La Sección Tercera de la Audiencia Provincial de Castellón, constituida con los Ilmos. Sres. referenciados al margen, ha visto el presente recurso de apelación, en ambos efectos, interpuesto contra la Sentencia dictada el día tres de diciembre de dos mil tres por el Sr. Juez del Juzgado de 1ª Instancia número 3 de Villarreal en los autos de Juicio Ordinario seguidos en dicho Juzgado con el número 62 de 2002.
Han sido partes en el recurso, como apelante, Catalana de Occidente, S.A., representada por la Procuradora Doña Pilar Ballester Ozcariz y defendida por el Letrado Don Vicente Balaguer Sancho, y como apelado, Don Rodolfo y Doña Gloria, representados por el Procurador Don Vicente Breva Sanchis y defendidos por el Letrado Don José R. Salas Molina.

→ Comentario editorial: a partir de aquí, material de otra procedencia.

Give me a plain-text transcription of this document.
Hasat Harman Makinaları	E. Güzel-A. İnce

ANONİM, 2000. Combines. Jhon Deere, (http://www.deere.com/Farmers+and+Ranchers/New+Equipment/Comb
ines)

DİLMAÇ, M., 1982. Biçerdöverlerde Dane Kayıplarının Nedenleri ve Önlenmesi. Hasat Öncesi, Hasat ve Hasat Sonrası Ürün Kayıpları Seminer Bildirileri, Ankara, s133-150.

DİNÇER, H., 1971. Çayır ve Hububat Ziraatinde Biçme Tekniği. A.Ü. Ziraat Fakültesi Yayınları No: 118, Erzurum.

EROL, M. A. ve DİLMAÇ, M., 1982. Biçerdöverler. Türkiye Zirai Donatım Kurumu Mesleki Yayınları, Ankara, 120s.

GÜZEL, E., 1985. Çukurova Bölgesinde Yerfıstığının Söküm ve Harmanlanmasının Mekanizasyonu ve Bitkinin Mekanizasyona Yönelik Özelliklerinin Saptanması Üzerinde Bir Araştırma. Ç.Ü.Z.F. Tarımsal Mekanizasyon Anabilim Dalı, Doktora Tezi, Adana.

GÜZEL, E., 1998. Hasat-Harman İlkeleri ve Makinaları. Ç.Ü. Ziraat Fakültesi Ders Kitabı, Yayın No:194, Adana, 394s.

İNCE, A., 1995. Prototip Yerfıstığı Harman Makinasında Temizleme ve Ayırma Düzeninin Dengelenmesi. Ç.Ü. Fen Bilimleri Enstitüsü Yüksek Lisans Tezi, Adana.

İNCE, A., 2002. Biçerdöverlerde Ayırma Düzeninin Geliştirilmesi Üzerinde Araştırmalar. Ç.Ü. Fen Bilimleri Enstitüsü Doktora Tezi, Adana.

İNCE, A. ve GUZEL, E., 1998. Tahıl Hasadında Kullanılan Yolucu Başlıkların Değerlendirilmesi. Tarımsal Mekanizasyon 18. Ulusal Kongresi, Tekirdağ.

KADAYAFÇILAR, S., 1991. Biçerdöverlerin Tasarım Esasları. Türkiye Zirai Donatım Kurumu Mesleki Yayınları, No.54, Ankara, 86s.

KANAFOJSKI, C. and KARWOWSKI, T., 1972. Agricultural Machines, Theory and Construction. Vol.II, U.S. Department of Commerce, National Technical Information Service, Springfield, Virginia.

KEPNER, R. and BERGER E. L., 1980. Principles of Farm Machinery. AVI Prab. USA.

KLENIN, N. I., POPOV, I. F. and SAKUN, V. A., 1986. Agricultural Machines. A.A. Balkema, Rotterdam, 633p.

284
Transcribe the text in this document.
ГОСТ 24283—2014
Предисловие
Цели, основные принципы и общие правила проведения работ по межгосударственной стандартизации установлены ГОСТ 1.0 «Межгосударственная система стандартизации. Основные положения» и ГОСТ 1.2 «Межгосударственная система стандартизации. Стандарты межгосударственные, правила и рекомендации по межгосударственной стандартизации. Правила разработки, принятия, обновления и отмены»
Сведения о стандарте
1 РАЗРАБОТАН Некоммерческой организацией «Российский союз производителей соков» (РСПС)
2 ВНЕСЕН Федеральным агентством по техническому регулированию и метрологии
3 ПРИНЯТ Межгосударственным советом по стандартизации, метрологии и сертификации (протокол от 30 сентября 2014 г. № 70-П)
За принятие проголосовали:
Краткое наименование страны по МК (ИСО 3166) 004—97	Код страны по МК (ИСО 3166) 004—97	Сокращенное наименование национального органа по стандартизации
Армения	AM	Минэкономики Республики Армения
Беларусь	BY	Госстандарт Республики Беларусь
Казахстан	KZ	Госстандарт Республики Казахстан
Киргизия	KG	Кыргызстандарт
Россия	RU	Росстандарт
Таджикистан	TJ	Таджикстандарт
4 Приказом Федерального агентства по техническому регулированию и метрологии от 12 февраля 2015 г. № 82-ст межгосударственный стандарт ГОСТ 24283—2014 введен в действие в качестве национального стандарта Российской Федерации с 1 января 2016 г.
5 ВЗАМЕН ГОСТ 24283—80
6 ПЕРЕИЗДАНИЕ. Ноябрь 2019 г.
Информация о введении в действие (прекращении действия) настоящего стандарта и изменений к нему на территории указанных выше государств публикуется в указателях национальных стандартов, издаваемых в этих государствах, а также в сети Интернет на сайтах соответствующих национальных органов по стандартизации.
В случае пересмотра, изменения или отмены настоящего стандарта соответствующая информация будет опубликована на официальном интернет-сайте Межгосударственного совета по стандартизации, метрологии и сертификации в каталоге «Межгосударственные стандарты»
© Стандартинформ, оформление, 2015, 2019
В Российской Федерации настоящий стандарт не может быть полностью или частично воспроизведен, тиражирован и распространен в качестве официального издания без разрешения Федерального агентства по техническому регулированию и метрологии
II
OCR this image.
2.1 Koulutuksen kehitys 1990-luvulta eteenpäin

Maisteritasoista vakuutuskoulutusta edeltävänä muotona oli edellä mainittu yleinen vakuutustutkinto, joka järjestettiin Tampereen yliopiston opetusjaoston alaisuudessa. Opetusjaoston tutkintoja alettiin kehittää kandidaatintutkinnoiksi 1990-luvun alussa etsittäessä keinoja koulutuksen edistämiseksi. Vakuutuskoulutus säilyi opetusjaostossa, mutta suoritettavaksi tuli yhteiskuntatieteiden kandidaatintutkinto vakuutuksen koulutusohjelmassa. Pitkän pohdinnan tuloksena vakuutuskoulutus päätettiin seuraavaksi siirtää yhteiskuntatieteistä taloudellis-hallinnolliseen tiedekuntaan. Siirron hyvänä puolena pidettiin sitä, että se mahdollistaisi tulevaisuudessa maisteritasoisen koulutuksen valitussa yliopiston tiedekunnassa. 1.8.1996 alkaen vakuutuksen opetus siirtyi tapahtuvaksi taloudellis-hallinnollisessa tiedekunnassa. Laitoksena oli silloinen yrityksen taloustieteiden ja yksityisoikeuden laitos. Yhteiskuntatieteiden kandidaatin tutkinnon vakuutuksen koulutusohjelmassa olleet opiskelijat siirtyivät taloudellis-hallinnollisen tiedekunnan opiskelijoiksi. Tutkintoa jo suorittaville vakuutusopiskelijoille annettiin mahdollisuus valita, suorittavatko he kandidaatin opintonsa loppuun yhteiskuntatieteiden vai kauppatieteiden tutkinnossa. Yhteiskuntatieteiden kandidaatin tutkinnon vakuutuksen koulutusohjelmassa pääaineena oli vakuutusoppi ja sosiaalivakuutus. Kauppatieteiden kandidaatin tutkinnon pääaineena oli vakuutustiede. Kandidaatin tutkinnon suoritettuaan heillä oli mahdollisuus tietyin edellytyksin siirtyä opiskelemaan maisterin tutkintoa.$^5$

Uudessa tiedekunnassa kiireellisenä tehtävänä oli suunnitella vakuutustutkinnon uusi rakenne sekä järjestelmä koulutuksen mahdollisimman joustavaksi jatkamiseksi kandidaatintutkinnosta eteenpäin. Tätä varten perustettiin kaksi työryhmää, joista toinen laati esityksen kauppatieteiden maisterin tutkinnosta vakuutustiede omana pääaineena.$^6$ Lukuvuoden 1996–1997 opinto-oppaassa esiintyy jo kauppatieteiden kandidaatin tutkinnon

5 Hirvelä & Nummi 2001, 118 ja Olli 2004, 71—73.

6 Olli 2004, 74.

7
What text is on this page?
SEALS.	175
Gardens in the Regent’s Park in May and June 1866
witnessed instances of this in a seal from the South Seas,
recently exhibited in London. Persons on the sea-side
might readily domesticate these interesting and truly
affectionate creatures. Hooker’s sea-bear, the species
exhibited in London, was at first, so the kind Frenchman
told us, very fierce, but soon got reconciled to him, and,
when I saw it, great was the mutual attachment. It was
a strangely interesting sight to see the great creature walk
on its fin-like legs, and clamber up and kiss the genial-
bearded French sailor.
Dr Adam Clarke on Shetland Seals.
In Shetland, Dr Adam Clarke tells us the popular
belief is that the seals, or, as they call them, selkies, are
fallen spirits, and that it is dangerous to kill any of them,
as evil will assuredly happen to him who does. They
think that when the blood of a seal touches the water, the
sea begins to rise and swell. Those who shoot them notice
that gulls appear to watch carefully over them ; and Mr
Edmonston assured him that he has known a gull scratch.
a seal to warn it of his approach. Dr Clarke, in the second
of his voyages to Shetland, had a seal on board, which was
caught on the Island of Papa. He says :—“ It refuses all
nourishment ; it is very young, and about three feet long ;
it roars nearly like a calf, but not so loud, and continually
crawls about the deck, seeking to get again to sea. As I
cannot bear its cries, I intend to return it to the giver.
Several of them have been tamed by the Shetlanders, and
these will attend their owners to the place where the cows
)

Es Magistrada Ponente la Ilma. Sra. Dª. ADELA BARDÓN MARTÍNEZ.
Antecedentes
PRIMERO.- El Fallo de la Sentencia apelada literalmente establece: "Que estimando parcialmente la demanda, DEBO CONDENAR Y CONDENO a la entidad aseguradora CATALANA OCCIDENTE S.A a pagar a D. Rodolfo la cantidad de 7.661,9 Euros, y a DÑA. Gloria la cantidad de 7.480, 5 Euros, cantidades a las que deberán añadirse los correspondientes intereses, que con cargo a la entidad aseguradora demandada serán los previstos en el artículo 20.4º de la Ley de Contrato de Seguro a contar desde el día 3 de Noviembre de 1997 (fecha del accidente) hasta su completo pago, debiendo cada parte abonar las costas causadas a su instancia y las comunes por mitad.-".
SEGUNDO.- Notificada dicha Sentencia a las partes, por la representación procesal de Catalana de Occidente, S.A., se interpuso recurso de apelación, en tiempo y forma, en escrito razonado, solicitando se dicte Sentencia estimando el recurso de apelación y su absolución al existir prescripción en su reclamación. De forma alternativa para el supuesto de no aceptarse la anterior petición, se establezca como límite de principal la cifra de 6.5222'70 euros a favor del Sr. Rodolfo y 6.664'88 euros a favor de la Sra. Gloria.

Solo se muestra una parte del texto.